Physicians and Cannabis

Oregon Cannabis and PhysiciansOn Saturday, I gave a fun talk at the National University of Natural Medicine’s Medical Cannabis Conference on “Oregon Cannabis Laws and Naturopathic Doctors.” I say it was fun because almost always, we corporate cannabis lawyers wind up speaking in front of other lawyers, accountants or industry entrepreneurs. Health professionals have a different and unique perspective. This talk was also enjoyable because I got to reacquaint myself with the caregiver side of the Oregon Medical Marijuana Program, a program my firm rarely advises on anymore, because, as a business proposition, it is all but dead.

Perhaps the most fun part of the presentation, though, was the incredible number of questions called out in this one-hour talk on “Oregon Cannabis Laws and Naturopathic Doctors.” Here are some of the highlights.

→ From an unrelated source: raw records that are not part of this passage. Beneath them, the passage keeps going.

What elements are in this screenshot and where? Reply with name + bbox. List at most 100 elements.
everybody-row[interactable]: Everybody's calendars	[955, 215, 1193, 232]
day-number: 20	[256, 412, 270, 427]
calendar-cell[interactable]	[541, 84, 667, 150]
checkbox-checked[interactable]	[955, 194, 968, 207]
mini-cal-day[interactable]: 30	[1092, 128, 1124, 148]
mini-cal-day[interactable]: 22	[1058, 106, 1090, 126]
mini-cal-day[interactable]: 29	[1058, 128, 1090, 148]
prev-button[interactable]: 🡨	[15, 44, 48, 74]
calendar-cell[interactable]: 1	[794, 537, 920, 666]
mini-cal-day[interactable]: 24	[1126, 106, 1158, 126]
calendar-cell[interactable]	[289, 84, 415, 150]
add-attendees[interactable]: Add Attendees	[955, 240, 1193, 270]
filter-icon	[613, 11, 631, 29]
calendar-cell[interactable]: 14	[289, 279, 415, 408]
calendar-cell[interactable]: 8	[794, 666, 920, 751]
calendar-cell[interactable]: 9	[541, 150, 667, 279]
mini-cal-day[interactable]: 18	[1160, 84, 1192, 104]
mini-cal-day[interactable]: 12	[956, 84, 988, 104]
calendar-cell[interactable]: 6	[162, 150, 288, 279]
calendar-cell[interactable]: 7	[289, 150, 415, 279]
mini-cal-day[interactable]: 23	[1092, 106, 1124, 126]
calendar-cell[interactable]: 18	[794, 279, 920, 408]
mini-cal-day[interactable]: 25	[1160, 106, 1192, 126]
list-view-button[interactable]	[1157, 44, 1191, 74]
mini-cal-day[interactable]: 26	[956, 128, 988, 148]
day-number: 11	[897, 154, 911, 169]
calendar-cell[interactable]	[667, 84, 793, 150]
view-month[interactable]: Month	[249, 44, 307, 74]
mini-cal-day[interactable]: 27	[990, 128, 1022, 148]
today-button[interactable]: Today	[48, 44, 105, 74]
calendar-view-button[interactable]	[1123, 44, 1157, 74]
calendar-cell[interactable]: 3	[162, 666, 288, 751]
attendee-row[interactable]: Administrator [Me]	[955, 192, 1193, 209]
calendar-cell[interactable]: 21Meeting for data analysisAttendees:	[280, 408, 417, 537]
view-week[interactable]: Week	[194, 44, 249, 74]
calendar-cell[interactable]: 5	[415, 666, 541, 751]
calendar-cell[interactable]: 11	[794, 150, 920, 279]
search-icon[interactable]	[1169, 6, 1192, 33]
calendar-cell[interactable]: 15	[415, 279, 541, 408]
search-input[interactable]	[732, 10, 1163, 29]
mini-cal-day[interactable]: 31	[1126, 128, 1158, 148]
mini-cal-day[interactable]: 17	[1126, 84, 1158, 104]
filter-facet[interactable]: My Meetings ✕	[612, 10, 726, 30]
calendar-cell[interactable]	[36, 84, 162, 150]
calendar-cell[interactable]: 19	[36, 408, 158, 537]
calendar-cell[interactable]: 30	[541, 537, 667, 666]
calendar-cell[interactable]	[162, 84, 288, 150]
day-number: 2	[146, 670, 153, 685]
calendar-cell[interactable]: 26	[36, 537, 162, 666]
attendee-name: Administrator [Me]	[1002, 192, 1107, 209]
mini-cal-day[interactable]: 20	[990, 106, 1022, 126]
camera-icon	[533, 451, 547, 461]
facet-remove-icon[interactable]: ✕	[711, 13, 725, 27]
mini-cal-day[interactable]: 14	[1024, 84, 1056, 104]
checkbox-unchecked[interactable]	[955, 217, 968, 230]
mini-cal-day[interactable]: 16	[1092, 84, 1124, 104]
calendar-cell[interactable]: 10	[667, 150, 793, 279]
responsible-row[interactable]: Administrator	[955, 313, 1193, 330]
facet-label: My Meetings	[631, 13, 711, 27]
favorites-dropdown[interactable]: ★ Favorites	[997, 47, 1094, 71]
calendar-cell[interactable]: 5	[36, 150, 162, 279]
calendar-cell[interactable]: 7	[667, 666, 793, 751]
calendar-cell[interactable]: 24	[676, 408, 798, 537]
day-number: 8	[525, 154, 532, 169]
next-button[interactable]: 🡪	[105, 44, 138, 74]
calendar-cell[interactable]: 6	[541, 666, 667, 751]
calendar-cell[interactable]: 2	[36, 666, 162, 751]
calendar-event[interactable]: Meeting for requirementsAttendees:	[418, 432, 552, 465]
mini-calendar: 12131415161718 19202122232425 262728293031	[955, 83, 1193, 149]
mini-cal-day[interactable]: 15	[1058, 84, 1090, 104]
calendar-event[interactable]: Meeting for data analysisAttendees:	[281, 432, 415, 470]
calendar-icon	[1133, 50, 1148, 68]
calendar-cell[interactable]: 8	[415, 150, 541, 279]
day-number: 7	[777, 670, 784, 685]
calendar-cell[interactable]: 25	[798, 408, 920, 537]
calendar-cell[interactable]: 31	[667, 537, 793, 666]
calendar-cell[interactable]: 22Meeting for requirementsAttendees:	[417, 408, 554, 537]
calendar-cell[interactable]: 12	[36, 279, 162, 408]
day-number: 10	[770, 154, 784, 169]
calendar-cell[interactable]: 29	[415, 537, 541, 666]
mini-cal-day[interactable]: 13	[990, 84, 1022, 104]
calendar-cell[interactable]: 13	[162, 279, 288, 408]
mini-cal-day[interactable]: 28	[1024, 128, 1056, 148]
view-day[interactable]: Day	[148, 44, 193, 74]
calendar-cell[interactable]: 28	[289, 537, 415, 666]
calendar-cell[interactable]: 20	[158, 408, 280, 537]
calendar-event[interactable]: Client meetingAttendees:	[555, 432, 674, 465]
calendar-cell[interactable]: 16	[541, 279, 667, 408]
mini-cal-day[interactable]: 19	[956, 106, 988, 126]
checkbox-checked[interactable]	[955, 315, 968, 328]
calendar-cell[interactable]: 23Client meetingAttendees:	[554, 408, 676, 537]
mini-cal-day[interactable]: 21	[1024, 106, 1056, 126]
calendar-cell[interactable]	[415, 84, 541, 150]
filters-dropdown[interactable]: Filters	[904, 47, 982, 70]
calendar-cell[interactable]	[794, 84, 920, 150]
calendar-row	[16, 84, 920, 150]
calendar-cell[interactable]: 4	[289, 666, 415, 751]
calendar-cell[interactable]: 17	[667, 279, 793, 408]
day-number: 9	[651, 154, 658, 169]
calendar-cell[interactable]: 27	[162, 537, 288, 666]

What’s the deal with CBD/hemp right now? This spring, the DEA announced a new Final Rule regarding its classification of “marihuana extracts,” which caused a bunch of Colorado hemp growers to file suit. Even without the questionable DEA action, though, CBD remains firmly entrenched on Schedule I of the federal Controlled Substances Act. (Bills pop up from time to time attempting to change that.) Like medical marijuana, CBD may be legal under many states’ laws, including Oregon’s, but the federal picture is a whole ’nother story. Therefore, physicians should steer clear of advising patients that CBD extracts, topicals, concentrates, etc., are non-controlled substances when extracted from U.S. hemp– even if one can buy some of these products easily online, or in big box grocery stores.

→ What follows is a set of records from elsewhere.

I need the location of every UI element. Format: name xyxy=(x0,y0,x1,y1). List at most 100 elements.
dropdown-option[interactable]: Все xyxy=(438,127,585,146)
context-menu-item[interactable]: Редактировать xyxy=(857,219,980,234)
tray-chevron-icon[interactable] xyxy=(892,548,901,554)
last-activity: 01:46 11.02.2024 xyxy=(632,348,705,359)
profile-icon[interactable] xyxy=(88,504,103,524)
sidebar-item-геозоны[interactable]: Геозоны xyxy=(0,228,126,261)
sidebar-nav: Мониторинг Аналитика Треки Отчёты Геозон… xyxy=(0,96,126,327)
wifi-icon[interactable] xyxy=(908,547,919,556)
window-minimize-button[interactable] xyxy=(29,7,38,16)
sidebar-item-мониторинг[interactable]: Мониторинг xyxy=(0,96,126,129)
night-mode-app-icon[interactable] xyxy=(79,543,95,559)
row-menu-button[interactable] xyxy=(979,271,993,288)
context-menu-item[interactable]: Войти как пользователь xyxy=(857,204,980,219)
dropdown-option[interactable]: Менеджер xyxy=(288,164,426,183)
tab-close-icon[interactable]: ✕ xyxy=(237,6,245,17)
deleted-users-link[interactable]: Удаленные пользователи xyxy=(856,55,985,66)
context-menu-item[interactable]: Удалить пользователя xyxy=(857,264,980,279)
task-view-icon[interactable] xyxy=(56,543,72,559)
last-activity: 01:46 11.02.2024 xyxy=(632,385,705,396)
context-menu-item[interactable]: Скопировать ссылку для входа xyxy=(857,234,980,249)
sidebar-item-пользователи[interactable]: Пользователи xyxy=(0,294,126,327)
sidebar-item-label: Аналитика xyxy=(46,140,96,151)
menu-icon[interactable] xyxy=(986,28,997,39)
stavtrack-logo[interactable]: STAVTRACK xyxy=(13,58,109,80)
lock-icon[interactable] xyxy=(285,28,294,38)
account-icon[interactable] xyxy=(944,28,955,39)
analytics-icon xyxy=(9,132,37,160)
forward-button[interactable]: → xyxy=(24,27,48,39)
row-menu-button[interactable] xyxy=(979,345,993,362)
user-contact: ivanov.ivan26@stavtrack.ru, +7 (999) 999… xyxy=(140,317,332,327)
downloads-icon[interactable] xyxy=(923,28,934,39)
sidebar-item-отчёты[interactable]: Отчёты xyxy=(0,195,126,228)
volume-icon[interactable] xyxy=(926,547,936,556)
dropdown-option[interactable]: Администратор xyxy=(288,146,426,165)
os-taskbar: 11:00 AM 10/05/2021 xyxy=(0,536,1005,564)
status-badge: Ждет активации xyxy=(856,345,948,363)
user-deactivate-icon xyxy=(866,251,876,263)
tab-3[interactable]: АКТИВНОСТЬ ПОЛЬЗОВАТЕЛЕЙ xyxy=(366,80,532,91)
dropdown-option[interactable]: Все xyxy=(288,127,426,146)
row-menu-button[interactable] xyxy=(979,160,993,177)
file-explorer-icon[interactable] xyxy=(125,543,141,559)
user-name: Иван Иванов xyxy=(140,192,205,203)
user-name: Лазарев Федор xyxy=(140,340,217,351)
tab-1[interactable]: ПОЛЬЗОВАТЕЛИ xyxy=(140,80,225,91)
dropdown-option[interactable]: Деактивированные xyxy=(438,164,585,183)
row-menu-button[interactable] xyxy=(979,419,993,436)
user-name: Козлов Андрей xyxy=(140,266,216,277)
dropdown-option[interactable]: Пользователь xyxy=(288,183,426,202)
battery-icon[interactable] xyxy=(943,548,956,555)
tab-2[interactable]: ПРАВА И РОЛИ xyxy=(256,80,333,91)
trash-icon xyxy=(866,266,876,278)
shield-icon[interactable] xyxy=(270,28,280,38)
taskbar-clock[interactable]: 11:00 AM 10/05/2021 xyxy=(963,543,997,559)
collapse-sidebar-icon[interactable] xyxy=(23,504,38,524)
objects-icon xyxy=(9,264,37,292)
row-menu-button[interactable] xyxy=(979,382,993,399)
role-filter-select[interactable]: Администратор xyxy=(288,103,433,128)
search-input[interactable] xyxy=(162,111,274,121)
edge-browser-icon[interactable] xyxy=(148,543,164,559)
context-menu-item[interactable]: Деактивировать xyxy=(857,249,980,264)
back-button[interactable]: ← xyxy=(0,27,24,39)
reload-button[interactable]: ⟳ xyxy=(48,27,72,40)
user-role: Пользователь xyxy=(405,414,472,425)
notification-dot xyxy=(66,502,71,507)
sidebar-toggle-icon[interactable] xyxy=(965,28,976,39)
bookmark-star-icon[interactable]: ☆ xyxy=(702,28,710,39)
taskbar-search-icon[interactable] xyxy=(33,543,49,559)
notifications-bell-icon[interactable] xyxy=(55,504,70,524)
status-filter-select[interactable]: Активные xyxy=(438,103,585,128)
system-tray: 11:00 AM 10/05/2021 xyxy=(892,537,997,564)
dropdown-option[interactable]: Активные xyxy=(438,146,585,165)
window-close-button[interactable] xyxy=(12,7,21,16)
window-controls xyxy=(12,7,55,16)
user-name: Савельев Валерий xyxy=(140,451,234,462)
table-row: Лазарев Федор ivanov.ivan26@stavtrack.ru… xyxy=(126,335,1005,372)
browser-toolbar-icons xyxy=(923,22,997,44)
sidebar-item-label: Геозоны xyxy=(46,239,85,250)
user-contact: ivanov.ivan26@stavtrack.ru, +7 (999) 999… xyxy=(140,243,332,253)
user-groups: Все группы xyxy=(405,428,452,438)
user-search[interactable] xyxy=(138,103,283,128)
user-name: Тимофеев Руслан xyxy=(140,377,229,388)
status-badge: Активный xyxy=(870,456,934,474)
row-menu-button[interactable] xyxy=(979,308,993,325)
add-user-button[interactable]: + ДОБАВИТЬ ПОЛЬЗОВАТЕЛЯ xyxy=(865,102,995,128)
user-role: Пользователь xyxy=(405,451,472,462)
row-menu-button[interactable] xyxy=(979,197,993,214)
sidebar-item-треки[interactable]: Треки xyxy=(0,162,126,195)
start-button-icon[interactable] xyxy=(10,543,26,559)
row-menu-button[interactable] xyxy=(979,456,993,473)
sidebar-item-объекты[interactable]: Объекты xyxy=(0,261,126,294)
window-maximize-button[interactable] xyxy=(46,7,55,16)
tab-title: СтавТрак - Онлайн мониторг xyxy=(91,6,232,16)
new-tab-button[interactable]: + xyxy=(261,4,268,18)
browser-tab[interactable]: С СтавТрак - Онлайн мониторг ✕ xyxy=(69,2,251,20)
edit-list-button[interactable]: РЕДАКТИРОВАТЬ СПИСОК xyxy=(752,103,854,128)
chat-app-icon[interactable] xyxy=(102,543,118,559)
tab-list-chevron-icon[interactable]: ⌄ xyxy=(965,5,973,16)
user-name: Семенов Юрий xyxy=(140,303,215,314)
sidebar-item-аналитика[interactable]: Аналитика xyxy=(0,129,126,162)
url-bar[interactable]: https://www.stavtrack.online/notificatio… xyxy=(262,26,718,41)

Who can dispense medical cannabis in Oregon? Only an Oregon Health Authority (OHA) registered caregiver or grower, or a licensed OHA or Oregon Liquor Control Commission (OLCC) retail dispensary, can dispense medical cannabis in Oregon. Further, for a patient to acquire cannabis from any of these sources, the patient must first secure an “Attending Physician Statement” explaining that the individual “has been diagnosed with a debilitating medical condition and that the medical use of marijuana may mitigate the symptoms or effects…”. OAR 845-008-0010(4). The term “Attending Physician” is defined as “a Doctor of Medicine (MD) or Doctor of Osteopathy (DO).” OAR 845-008-0010(3). This means that naturopathic doctors, chiropractors, acupuncturists, etc., cannot facilitate access.

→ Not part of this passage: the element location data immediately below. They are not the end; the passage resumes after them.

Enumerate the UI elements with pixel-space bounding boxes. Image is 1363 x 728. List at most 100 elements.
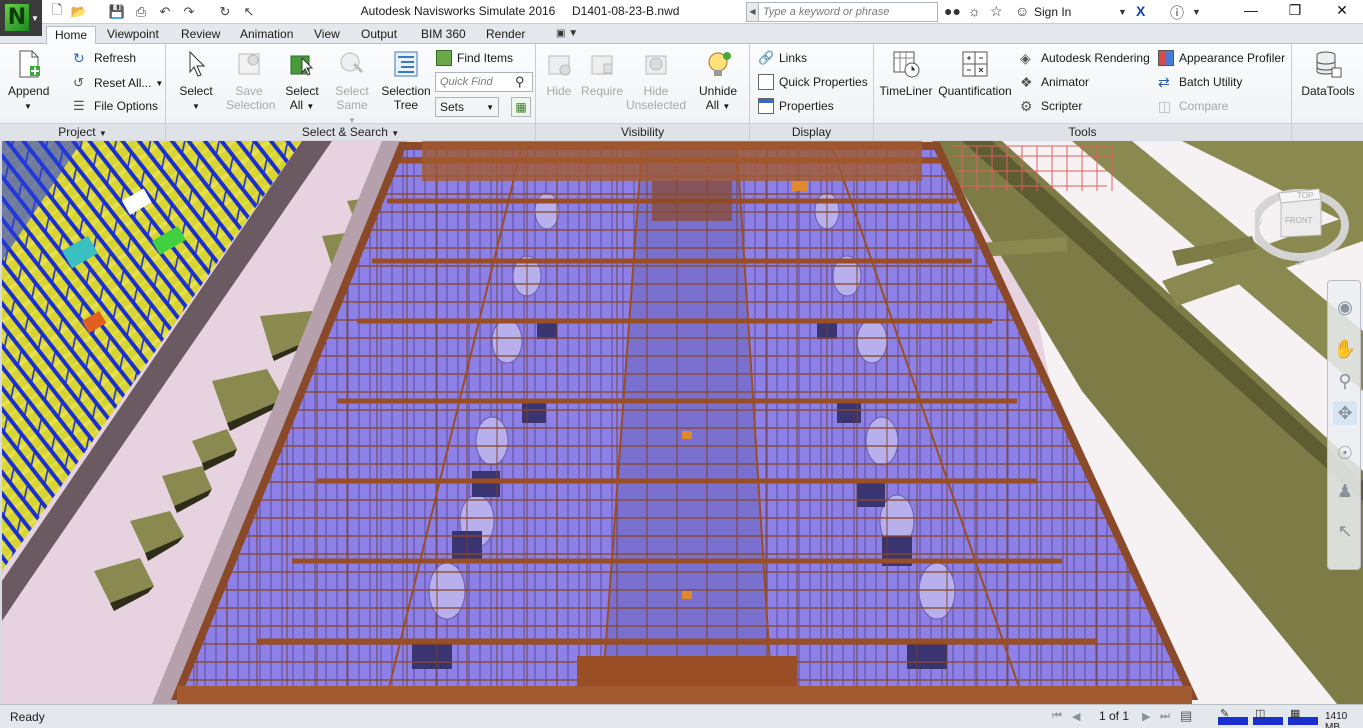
- status-text: Ready: [10, 710, 45, 724]
- walk-icon[interactable]: ♟: [1333, 479, 1357, 503]
- quick-find-search-icon[interactable]: ⚲: [515, 74, 525, 90]
- animator-label: Animator: [1041, 75, 1090, 89]
- redo-icon[interactable]: ↷: [180, 3, 198, 21]
- appearance-profiler-icon: [1158, 50, 1174, 66]
- select-cursor-icon[interactable]: ↖: [1333, 519, 1357, 543]
- undo-icon[interactable]: ↶: [156, 3, 174, 21]
- rendering-icon: ◈: [1020, 50, 1031, 66]
- sign-in-dropdown-icon[interactable]: ▼: [1118, 7, 1127, 17]
- tab-viewpoint[interactable]: Viewpoint: [99, 26, 167, 44]
- subscription-icon[interactable]: ☼: [968, 3, 981, 19]
- tab-render[interactable]: Render: [478, 26, 533, 44]
- reset-all-button[interactable]: ↺ Reset All... ▼: [73, 73, 163, 93]
- minimize-icon[interactable]: —: [1236, 2, 1266, 18]
- print-icon[interactable]: ⎙: [132, 3, 150, 21]
- ribbon-options-icon[interactable]: ▣ ▼: [556, 28, 578, 39]
- refresh-icon[interactable]: ↻: [216, 3, 234, 21]
- compass-w-label: W: [1255, 217, 1263, 228]
- sheet-indicator: 1 of 1: [1099, 709, 1130, 723]
- 3d-viewport[interactable]: [2, 141, 1363, 704]
- close-icon[interactable]: ✕: [1327, 2, 1357, 19]
- manage-sets-icon[interactable]: ▦: [511, 97, 531, 117]
- refresh-button[interactable]: ↻ Refresh: [73, 48, 136, 68]
- sheet-browser-icon[interactable]: ▤: [1180, 708, 1192, 724]
- tab-animation[interactable]: Animation: [232, 26, 301, 44]
- project-panel-title[interactable]: Project ▼: [0, 123, 165, 140]
- pan-hand-icon[interactable]: ✋: [1333, 337, 1357, 361]
- autodesk-rendering-label: Autodesk Rendering: [1041, 51, 1150, 65]
- unhide-all-button[interactable]: Unhide All ▼: [694, 48, 742, 114]
- open-file-icon[interactable]: 📂: [70, 3, 88, 21]
- last-sheet-icon[interactable]: ⏭: [1160, 710, 1170, 723]
- help-icon[interactable]: ⓘ: [1170, 3, 1184, 23]
- file-options-label: File Options: [94, 99, 159, 113]
- autodesk-rendering-button[interactable]: ◈ Autodesk Rendering: [1020, 48, 1150, 68]
- sign-in-button[interactable]: Sign In: [1034, 5, 1071, 19]
- next-sheet-icon[interactable]: ▶: [1142, 710, 1150, 723]
- properties-button[interactable]: Properties: [758, 96, 834, 116]
- select-all-button[interactable]: Select All ▼: [282, 48, 322, 114]
- viewcube-front-label: FRONT: [1285, 216, 1313, 225]
- unhide-all-icon: [708, 52, 731, 76]
- find-items-button[interactable]: Find Items: [436, 48, 513, 68]
- timeliner-icon: [893, 51, 920, 78]
- project-panel: Append ▼ ↻ Refresh ↺ Reset All... ▼ ☰ File Op…: [0, 44, 166, 140]
- viewcube[interactable]: TOP FRONT W S: [1255, 165, 1355, 265]
- previous-sheet-icon[interactable]: ◀: [1072, 710, 1080, 723]
- require-button[interactable]: Require: [578, 48, 626, 98]
- select-button[interactable]: Select ▼: [176, 48, 216, 114]
- search-input[interactable]: Type a keyword or phrase: [758, 2, 938, 22]
- animator-button[interactable]: ❖ Animator: [1020, 72, 1089, 92]
- favorites-icon[interactable]: ☆: [990, 3, 1003, 20]
- cursor-icon: [189, 50, 206, 77]
- zoom-window-icon[interactable]: ⚲: [1333, 369, 1357, 393]
- links-button[interactable]: 🔗 Links: [758, 48, 807, 68]
- append-button[interactable]: Append ▼: [8, 48, 49, 114]
- tab-view[interactable]: View: [306, 26, 348, 44]
- binoculars-icon[interactable]: ●●: [944, 3, 961, 19]
- tools-panel: TimeLiner Quantification ◈ Autodesk Rende…: [874, 44, 1292, 140]
- new-file-icon[interactable]: 🗋: [48, 2, 66, 21]
- search-expand-icon[interactable]: ◀: [746, 2, 758, 22]
- refresh-icon: ↻: [73, 50, 85, 66]
- scripter-button[interactable]: ⚙ Scripter: [1020, 96, 1082, 116]
- tab-home[interactable]: Home: [46, 26, 97, 45]
- properties-label: Properties: [779, 99, 834, 113]
- selection-tree-button[interactable]: Selection Tree: [380, 48, 432, 112]
- exchange-apps-icon[interactable]: X: [1136, 3, 1145, 19]
- batch-utility-button[interactable]: ⇄ Batch Utility: [1158, 72, 1242, 92]
- select-same-button[interactable]: Select Same ▼: [332, 48, 372, 128]
- restore-icon[interactable]: ❐: [1280, 2, 1310, 19]
- compare-button[interactable]: ◫ Compare: [1158, 96, 1228, 116]
- datatools-button[interactable]: DataTools: [1298, 48, 1358, 98]
- bottom-beam: [177, 686, 1192, 704]
- append-dropdown-icon: ▼: [24, 102, 32, 111]
- quick-properties-button[interactable]: Quick Properties: [758, 72, 868, 92]
- help-dropdown-icon[interactable]: ▼: [1192, 7, 1201, 17]
- look-around-icon[interactable]: ☉: [1333, 441, 1357, 465]
- cursor-select-icon[interactable]: ↖: [240, 3, 258, 21]
- hide-unselected-button[interactable]: Hide Unselected: [624, 48, 688, 112]
- tools-panel-title: Tools: [874, 123, 1291, 140]
- timeliner-button[interactable]: TimeLiner: [878, 48, 934, 98]
- tab-bim360[interactable]: BIM 360: [413, 26, 474, 44]
- navisworks-logo-icon: N: [5, 4, 29, 31]
- hide-button[interactable]: Hide: [542, 48, 576, 98]
- file-options-button[interactable]: ☰ File Options: [73, 96, 158, 116]
- orbit-icon[interactable]: ✥: [1333, 401, 1357, 425]
- select-search-panel-title[interactable]: Select & Search ▼: [166, 123, 535, 140]
- tab-output[interactable]: Output: [353, 26, 405, 44]
- application-menu-button[interactable]: N ▼: [0, 0, 42, 36]
- sets-dropdown[interactable]: Sets ▼: [435, 97, 499, 117]
- appearance-profiler-button[interactable]: Appearance Profiler: [1158, 48, 1285, 68]
- sets-label: Sets: [440, 100, 465, 114]
- steering-wheel-icon[interactable]: ◉: [1333, 295, 1357, 319]
- tab-review[interactable]: Review: [173, 26, 228, 44]
- model-scene[interactable]: [2, 141, 1363, 704]
- first-sheet-icon[interactable]: ⏮: [1052, 710, 1062, 723]
- quick-properties-label: Quick Properties: [779, 75, 868, 89]
- user-icon[interactable]: ☺: [1015, 3, 1029, 19]
- save-icon[interactable]: 💾: [108, 3, 126, 21]
- quantification-button[interactable]: Quantification: [936, 48, 1014, 98]
- save-selection-button[interactable]: Save Selection: [226, 48, 275, 112]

What have courts said about physicians discussing medical marijuana with patients? Mostly good things. Conant v. Walters, 309 F.3d 629 (9th Cir. 2002) held that the feds cannot revoke a physician’s DEA license to prescribe controlled substances, or investigate that physician, solely for “recommendation” of the use of medical marijuana. Other cases, like Rust v. Sullivan, 500 U.S. 173 (1991) and Planned Parenthood of S.E. PA. v. Casey, 505 U.S. 833 (1992) observe that regulations on physician speech may “impinge on the doctor-patient relationship” and that doctors have a First Amendment right not to speak, respectively. Because the Oregon Constitution has even broader speech protections than the U.S. Constitution, it seems that physicians in Oregon would be within their rights to discuss medical marijuana treatment of debilitating conditions with their patients.

What about other types of claims? In theory, we could see a patient or a patient’s representative bringing a tort claim against a doctor, if the doctor had recommended cannabis while the patient was prescribed other substances, resulting in a negative reaction. Unfortunately, due to the status of federal law, there is a relative paucity of cannabis research as compared to other controlled substances; but if there were not, it is possible cannabis would be contraindicated for any number of scheduled pharmaceutical drugs. Aside from traditional tort claims, we could also see a doctor get roped into a RICO suit for encouraging the violation of federal laws through providing basic patient services. We are not aware of any case involving physician liability for malpractice or RICO claims to date, but it’s possible.

How many cannabis patients can an Oregon physician have? A total of 450, without significant additional compliance hurdles. Yes, that’s a lot!